Legislative Update
Warner weekly wrap up: It’s still about the economy
With the media’s focus on the actions of (and the reaction to) the Trump administration’s first weeks in office, Sen. Warner continues his deep-dive on ways to get the U.S. economy working better for more people.
For more than two years, Sen. Warner has been leading a national discussion on the future of work. He has been Washington’s leading advocate of experimenting with portable benefits for the increasing number of American workers who are not attached to full-time work and find themselves – either by necessity or choice – performing contingent, on-demand work. Sen. Warner also has been outspoken on the need to boost worker training opportunities, and he’s been critical of corporate America’s recent preoccupation with short-term profits versus longer-term investments in the workforce.
This Future of Work project, based out of the nonpartisan Aspen Institute, is co-chaired by Sen. Warner and former Indiana GOP Gov. Mitch Daniels. The two recently partnered on a joint op-ed for TIME:
“We must make benefits and protections more portable, so Americans can count on economic security in changing times as they inevitably move from job to job.
We need to reward work by giving everyone a stake in their company’s success. We propose greater ownership and profit-sharing opportunities to give workers a greater stake in the companies to which they devote their labor.
We need to reward investment in the workforce so Americans gain the skills to compete and get ahead. We propose tax policies to give companies a greater stake in training, retraining and relocating the workers in which they invest.”

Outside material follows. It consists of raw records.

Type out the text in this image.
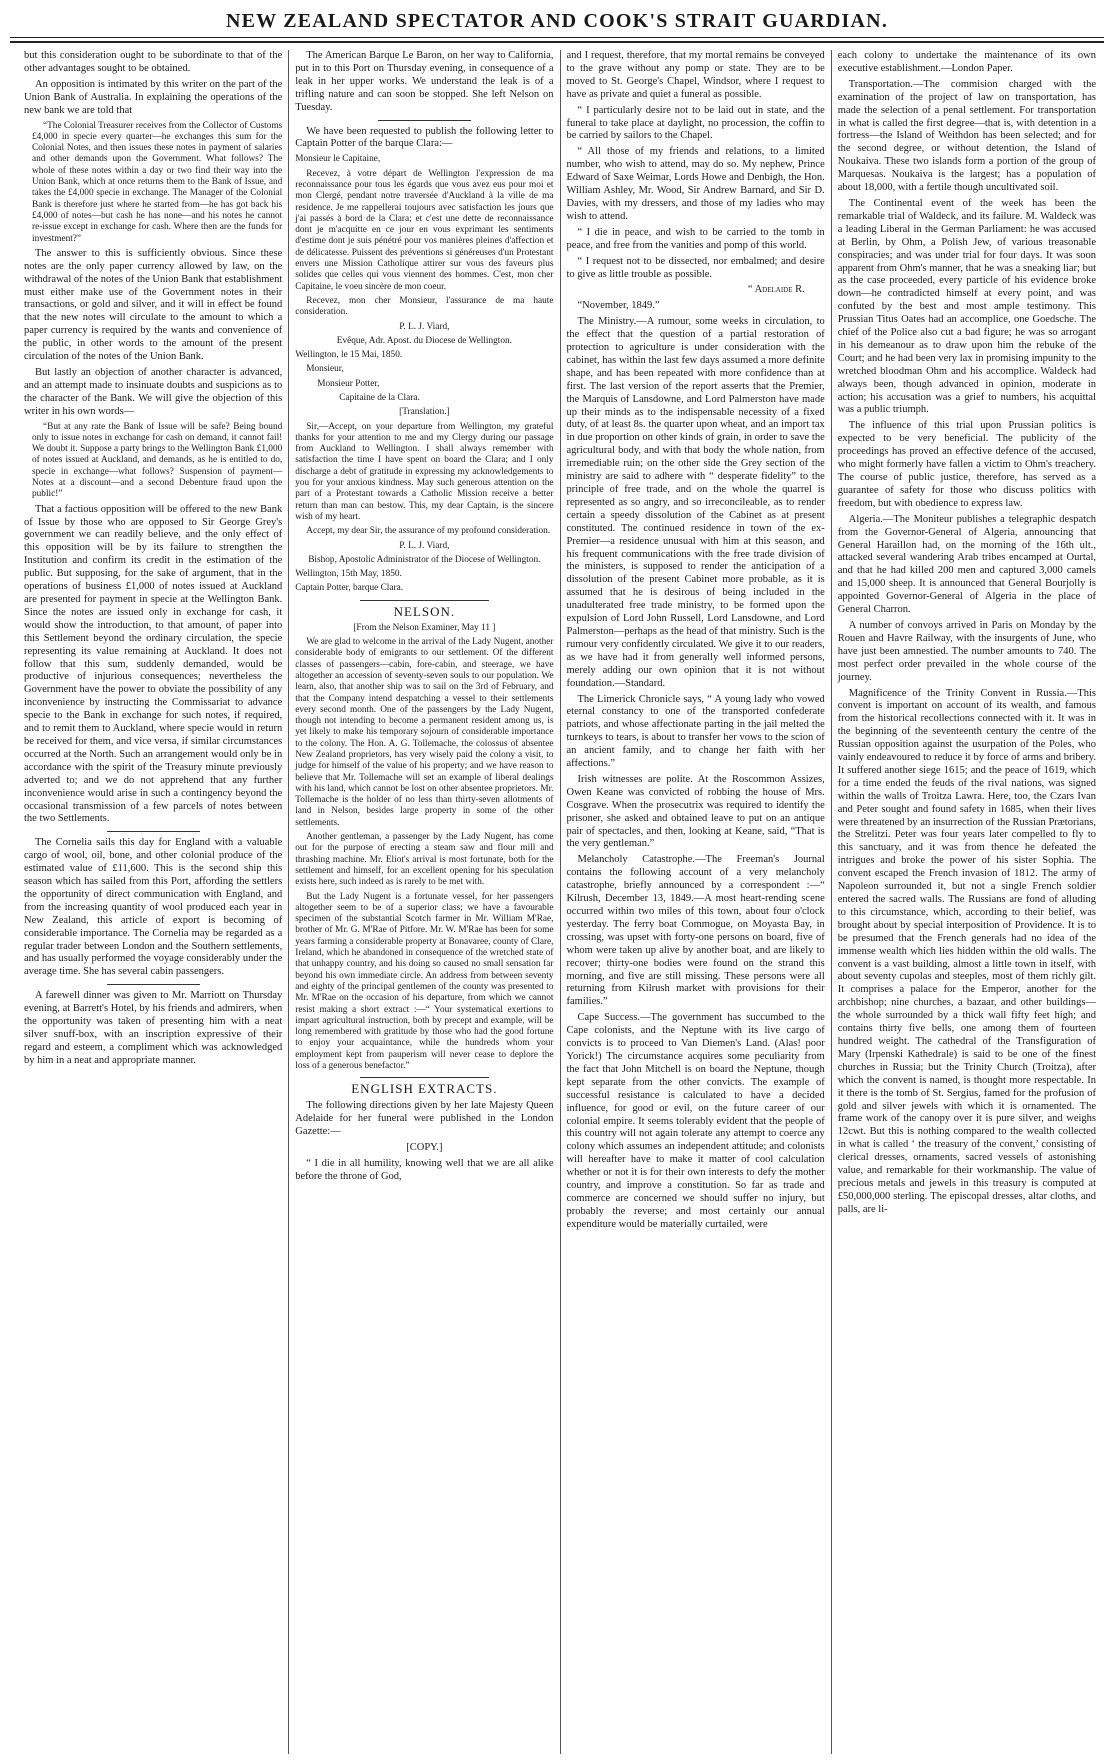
NEW ZEALAND SPECTATOR AND COOK'S STRAIT GUARDIAN.

but this consideration ought to be subordinate to that of the other advantages sought to be obtained.

An opposition is intimated by this writer on the part of the Union Bank of Australia. In explaining the operations of the new bank we are told that

“The Colonial Treasurer receives from the Collector of Customs £4,000 in specie every quarter—he exchanges this sum for the Colonial Notes, and then issues these notes in payment of salaries and other demands upon the Government. What follows? The whole of these notes within a day or two find their way into the Union Bank, which at once returns them to the Bank of Issue, and takes the £4,000 specie in exchange. The Manager of the Colonial Bank is therefore just where he started from—he has got back his £4,000 of notes—but cash he has none—and his notes he cannot re-issue except in exchange for cash. Where then are the funds for investment?”

The answer to this is sufficiently obvious. Since these notes are the only paper currency allowed by law, on the withdrawal of the notes of the Union Bank that establishment must either make use of the Government notes in their transactions, or gold and silver, and it will in effect be found that the new notes will circulate to the amount to which a paper currency is required by the wants and convenience of the public, in other words to the amount of the present circulation of the notes of the Union Bank.

But lastly an objection of another character is advanced, and an attempt made to insinuate doubts and suspicions as to the character of the Bank. We will give the objection of this writer in his own words—

“But at any rate the Bank of Issue will be safe? Being bound only to issue notes in exchange for cash on demand, it cannot fail! We doubt it. Suppose a party brings to the Wellington Bank £1,000 of notes issued at Auckland, and demands, as he is entitled to do, specie in exchange—what follows? Suspension of payment—Notes at a discount—and a second Debenture fraud upon the public!”

That a factious opposition will be offered to the new Bank of Issue by those who are opposed to Sir George Grey's government we can readily believe, and the only effect of this opposition will be by its failure to strengthen the Institution and confirm its credit in the estimation of the public. But supposing, for the sake of argument, that in the operations of business £1,000 of notes issued at Auckland are presented for payment in specie at the Wellington Bank. Since the notes are issued only in exchange for cash, it would show the introduction, to that amount, of paper into this Settlement beyond the ordinary circulation, the specie representing its value remaining at Auckland. It does not follow that this sum, suddenly demanded, would be productive of injurious consequences; nevertheless the Government have the power to obviate the possibility of any inconvenience by instructing the Commissariat to advance specie to the Bank in exchange for such notes, if required, and to remit them to Auckland, where specie would in return be received for them, and vice versa, if similar circumstances occurred at the North. Such an arrangement would only be in accordance with the spirit of the Treasury minute previously adverted to; and we do not apprehend that any further inconvenience would arise in such a contingency beyond the occasional transmission of a few parcels of notes between the two Settlements.

The Cornelia sails this day for England with a valuable cargo of wool, oil, bone, and other colonial produce of the estimated value of £11,600. This is the second ship this season which has sailed from this Port, affording the settlers the opportunity of direct communication with England, and from the increasing quantity of wool produced each year in New Zealand, this article of export is becoming of considerable importance. The Cornelia may be regarded as a regular trader between London and the Southern settlements, and has usually performed the voyage considerably under the average time. She has several cabin passengers.

A farewell dinner was given to Mr. Marriott on Thursday evening, at Barrett's Hotel, by his friends and admirers, when the opportunity was taken of presenting him with a neat silver snuff-box, with an inscription expressive of their regard and esteem, a compliment which was acknowledged by him in a neat and appropriate manner.

The American Barque Le Baron, on her way to California, put in to this Port on Thursday evening, in consequence of a leak in her upper works. We understand the leak is of a trifling nature and can soon be stopped. She left Nelson on Tuesday.

We have been requested to publish the following letter to Captain Potter of the barque Clara:—

Monsieur le Capitaine,

Recevez, à votre départ de Wellington l'expression de ma reconnaissance pour tous les égards que vous avez eus pour moi et mon Clergé, pendant notre traversée d'Auckland à la ville de ma residence. Je me rappellerai toujours avec satisfaction les jours que j'ai passés à bord de la Clara; et c'est une dette de reconnaissance dont je m'acquitte en ce jour en vous exprimant les sentiments d'estime dont je suis pénétré pour vos manières pleines d'affection et de délicatesse. Puissent des préventions si généreuses d'un Protestant envers une Mission Catholique attirer sur vous des faveurs plus solides que celles qui vous viennent des hommes. C'est, mon cher Capitaine, le voeu sincère de mon coeur.

Recevez, mon cher Monsieur, l'assurance de ma haute consideration.

P. L. J. Viard,

Evêque, Adr. Apost. du Diocese de Wellington.

Wellington, le 15 Mai, 1850.

Monsieur,

Monsieur Potter,

Capitaine de la Clara.

[Translation.]

Sir,—Accept, on your departure from Wellington, my grateful thanks for your attention to me and my Clergy during our passage from Auckland to Wellington. I shall always remember with satisfaction the time I have spent on board the Clara; and I only discharge a debt of gratitude in expressing my acknowledgements to you for your anxious kindness. May such generous attention on the part of a Protestant towards a Catholic Mission receive a better return than man can bestow. This, my dear Captain, is the sincere wish of my heart.

Accept, my dear Sir, the assurance of my profound consideration.

P. L. J. Viard,

Bishop, Apostolic Administrator of the Diocese of Wellington.

Wellington, 15th May, 1850.

Captain Potter, barque Clara.

NELSON.

[From the Nelson Examiner, May 11 ]

We are glad to welcome in the arrival of the Lady Nugent, another considerable body of emigrants to our settlement. Of the different classes of passengers—cabin, fore-cabin, and steerage, we have altogether an accession of seventy-seven souls to our population. We learn, also, that another ship was to sail on the 3rd of February, and that the Company intend despatching a vessel to their settlements every second month. One of the passengers by the Lady Nugent, though not intending to become a permanent resident among us, is yet likely to make his temporary sojourn of considerable importance to the colony. The Hon. A. G. Tollemache, the colossus of absentee New Zealand proprietors, has very wisely paid the colony a visit, to judge for himself of the value of his property; and we have reason to believe that Mr. Tollemache will set an example of liberal dealings with his land, which cannot be lost on other absentee proprietors. Mr. Tollemache is the holder of no less than thirty-seven allotments of land in Nelson, besides large property in some of the other settlements.

Another gentleman, a passenger by the Lady Nugent, has come out for the purpose of erecting a steam saw and flour mill and thrashing machine. Mr. Eliot's arrival is most fortunate, both for the settlement and himself, for an excellent opening for his speculation exists here, such indeed as is rarely to be met with.

But the Lady Nugent is a fortunate vessel, for her passengers altogether seem to be of a superior class; we have a favourable specimen of the substantial Scotch farmer in Mr. William M'Rae, brother of Mr. G. M'Rae of Pitfore. Mr. W. M'Rae has been for some years farming a considerable property at Bonavaree, county of Clare, Ireland, which he abandoned in consequence of the wretched state of that unhappy country, and his doing so caused no small sensation far beyond his own immediate circle. An address from between seventy and eighty of the principal gentlemen of the county was presented to Mr. M'Rae on the occasion of his departure, from which we cannot resist making a short extract :—“ Your systematical exertions to impart agricultural instruction, both by precept and example, will be long remembered with gratitude by those who had the good fortune to enjoy your acquaintance, while the hundreds whom your employment kept from pauperism will never cease to deplore the loss of a generous benefactor.”

ENGLISH EXTRACTS.

The following directions given by her late Majesty Queen Adelaide for her funeral were published in the London Gazette:—

[COPY.]

“ I die in all humility, knowing well that we are all alike before the throne of God,

and I request, therefore, that my mortal remains be conveyed to the grave without any pomp or state. They are to be moved to St. George's Chapel, Windsor, where I request to have as private and quiet a funeral as possible.

“ I particularly desire not to be laid out in state, and the funeral to take place at daylight, no procession, the coffin to be carried by sailors to the Chapel.

“ All those of my friends and relations, to a limited number, who wish to attend, may do so. My nephew, Prince Edward of Saxe Weimar, Lords Howe and Denbigh, the Hon. William Ashley, Mr. Wood, Sir Andrew Barnard, and Sir D. Davies, with my dressers, and those of my ladies who may wish to attend.

“ I die in peace, and wish to be carried to the tomb in peace, and free from the vanities and pomp of this world.

“ I request not to be dissected, nor embalmed; and desire to give as little trouble as possible.

“ Adelaide R.

“November, 1849.”

The Ministry.—A rumour, some weeks in circulation, to the effect that the question of a partial restoration of protection to agriculture is under consideration with the cabinet, has within the last few days assumed a more definite shape, and has been repeated with more confidence than at first. The last version of the report asserts that the Premier, the Marquis of Lansdowne, and Lord Palmerston have made up their minds as to the indispensable necessity of a fixed duty, of at least 8s. the quarter upon wheat, and an import tax in due proportion on other kinds of grain, in order to save the agricultural body, and with that body the whole nation, from irremediable ruin; on the other side the Grey section of the ministry are said to adhere with “ desperate fidelity” to the principle of free trade, and on the whole the quarrel is represented as so angry, and so irreconcileable, as to render certain a speedy dissolution of the Cabinet as at present constituted. The continued residence in town of the ex-Premier—a residence unusual with him at this season, and his frequent communications with the free trade division of the ministers, is supposed to render the anticipation of a dissolution of the present Cabinet more probable, as it is assumed that he is desirous of being included in the unadulterated free trade ministry, to be formed upon the expulsion of Lord John Russell, Lord Lansdowne, and Lord Palmerston—perhaps as the head of that ministry. Such is the rumour very confidently circulated. We give it to our readers, as we have had it from generally well informed persons, merely adding our own opinion that it is not without foundation.—Standard.

The Limerick Chronicle says, “ A young lady who vowed eternal constancy to one of the transported confederate patriots, and whose affectionate parting in the jail melted the turnkeys to tears, is about to transfer her vows to the scion of an ancient family, and to change her faith with her affections.”

Irish witnesses are polite. At the Roscommon Assizes, Owen Keane was convicted of robbing the house of Mrs. Cosgrave. When the prosecutrix was required to identify the prisoner, she asked and obtained leave to put on an antique pair of spectacles, and then, looking at Keane, said, “That is the very gentleman.”

Melancholy Catastrophe.—The Freeman's Journal contains the following account of a very melancholy catastrophe, briefly announced by a correspondent :—“ Kilrush, December 13, 1849.—A most heart-rending scene occurred within two miles of this town, about four o'clock yesterday. The ferry boat Commogue, on Moyasta Bay, in crossing, was upset with forty-one persons on board, five of whom were taken up alive by another boat, and are likely to recover; thirty-one bodies were found on the strand this morning, and five are still missing. These persons were all returning from Kilrush market with provisions for their families.”

Cape Success.—The government has succumbed to the Cape colonists, and the Neptune with its live cargo of convicts is to proceed to Van Diemen's Land. (Alas! poor Yorick!) The circumstance acquires some peculiarity from the fact that John Mitchell is on board the Neptune, though kept separate from the other convicts. The example of successful resistance is calculated to have a decided influence, for good or evil, on the future career of our colonial empire. It seems tolerably evident that the people of this country will not again tolerate any attempt to coerce any colony which assumes an independent attitude; and colonists will hereafter have to make it matter of cool calculation whether or not it is for their own interests to defy the mother country, and improve a constitution. So far as trade and commerce are concerned we should suffer no injury, but probably the reverse; and most certainly our annual expenditure would be materially curtailed, were

each colony to undertake the maintenance of its own executive establishment.—London Paper.

Transportation.—The commision charged with the examination of the project of law on transportation, has made the selection of a penal settlement. For transportation in what is called the first degree—that is, with detention in a fortress—the Island of Weithdon has been selected; and for the second degree, or without detention, the Island of Noukaiva. These two islands form a portion of the group of Marquesas. Noukaiva is the largest; has a population of about 18,000, with a fertile though uncultivated soil.

The Continental event of the week has been the remarkable trial of Waldeck, and its failure. M. Waldeck was a leading Liberal in the German Parliament: he was accused at Berlin, by Ohm, a Polish Jew, of various treasonable conspiracies; and was under trial for four days. It was soon apparent from Ohm's manner, that he was a sneaking liar; but as the case proceeded, every particle of his evidence broke down—he contradicted himself at every point, and was confuted by the best and most ample testimony. This Prussian Titus Oates had an accomplice, one Goedsche. The chief of the Police also cut a bad figure; he was so arrogant in his demeanour as to draw upon him the rebuke of the Court; and he had been very lax in promising impunity to the wretched bloodman Ohm and his accomplice. Waldeck had always been, though advanced in opinion, moderate in action; his accusation was a grief to numbers, his acquittal was a public triumph.

The influence of this trial upon Prussian politics is expected to be very beneficial. The publicity of the proceedings has proved an effective defence of the accused, who might formerly have fallen a victim to Ohm's treachery. The course of public justice, therefore, has served as a guarantee of safety for those who discuss politics with freedom, but with obedience to express law.

Algeria.—The Moniteur publishes a telegraphic despatch from the Governor-General of Algeria, announcing that General Haraillon had, on the morning of the 16th ult., attacked several wandering Arab tribes encamped at Ourtal, and that he had killed 200 men and captured 3,000 camels and 15,000 sheep. It is announced that General Bourjolly is appointed Governor-General of Algeria in the place of General Charron.

A number of convoys arrived in Paris on Monday by the Rouen and Havre Railway, with the insurgents of June, who have just been amnestied. The number amounts to 740. The most perfect order prevailed in the whole course of the journey.

Magnificence of the Trinity Convent in Russia.—This convent is important on account of its wealth, and famous from the historical recollections connected with it. It was in the beginning of the seventeenth century the centre of the Russian opposition against the usurpation of the Poles, who vainly endeavoured to reduce it by force of arms and bribery. It suffered another siege 1615; and the peace of 1619, which for a time ended the feuds of the rival nations, was signed within the walls of Troitza Lawra. Here, too, the Czars Ivan and Peter sought and found safety in 1685, when their lives were threatened by an insurrection of the Russian Prætorians, the Strelitzi. Peter was four years later compelled to fly to this sanctuary, and it was from thence he defeated the intrigues and broke the power of his sister Sophia. The convent escaped the French invasion of 1812. The army of Napoleon surrounded it, but not a single French soldier entered the sacred walls. The Russians are fond of alluding to this circumstance, which, according to their belief, was brought about by special interposition of Providence. It is to be presumed that the French generals had no idea of the immense wealth which lies hidden within the old walls. The convent is a vast building, almost a little town in itself, with about seventy cupolas and steeples, most of them richly gilt. It comprises a palace for the Emperor, another for the archbishop; nine churches, a bazaar, and other buildings—the whole surrounded by a thick wall fifty feet high; and contains thirty five bells, one among them of fourteen hundred weight. The cathedral of the Transfiguration of Mary (Irpenski Kathedrale) is said to be one of the finest churches in Russia; but the Trinity Church (Troitza), after which the convent is named, is thought more respectable. In it there is the tomb of St. Sergius, famed for the profusion of gold and silver jewels with which it is ornamented. The frame work of the canopy over it is pure silver, and weighs 12cwt. But this is nothing compared to the wealth collected in what is called ‘ the treasury of the convent,’ consisting of clerical dresses, ornaments, sacred vessels of astonishing value, and remarkable for their workmanship. The value of precious metals and jewels in this treasury is computed at £50,000,000 sterling. The episcopal dresses, altar cloths, and palls, are li-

Gov. Daniels and Sen. Warner
The business magazine FAST COMPANY finds a lot it likes in the Warner/Daniels proposals:
“Instead of regulations, the bipartisan report calls for less obtrusive reforms that change business incentives, improve the quality of public information about work, reengineer corporate governance, and empower workers.”
If you’re interested in the hundred-and-one ways technology will continue to impact the American workforce and the U.S. economy, think about this: at a time when R&D into driverless vehicles is hurtling forward at breakneck speed, one of the top jobs for men involves driving. David McCabe at AXIOS wrote a great piece about the potential ramifications of that earlier this week.
NEXT WEEK
On Monday, Sen. Warner will keynote a meeting of members of the National Association of Counties, and will urge the 2,000+ local elected officials to embrace experimentation and innovation around portable benefits models for contingent workers.
On Tuesday, Sen. Warner will co-chair the Senate Intelligence Committee’s confirmation hearing for former Indiana Sen. Dan Coats’ nomination to serve as Director of National Intelligence.
Tuesday night, President Trump delivers his first address to a joint session of Congress. Sen. Warner has invited as his guest the Rev. Keary Kincannon, who ministers to the homeless and others at Alexandria’s Rising Hope Mission Church – the site of a controversial recent ICE roundup of undocumented immigrants as they left the church’s overnight shelter program.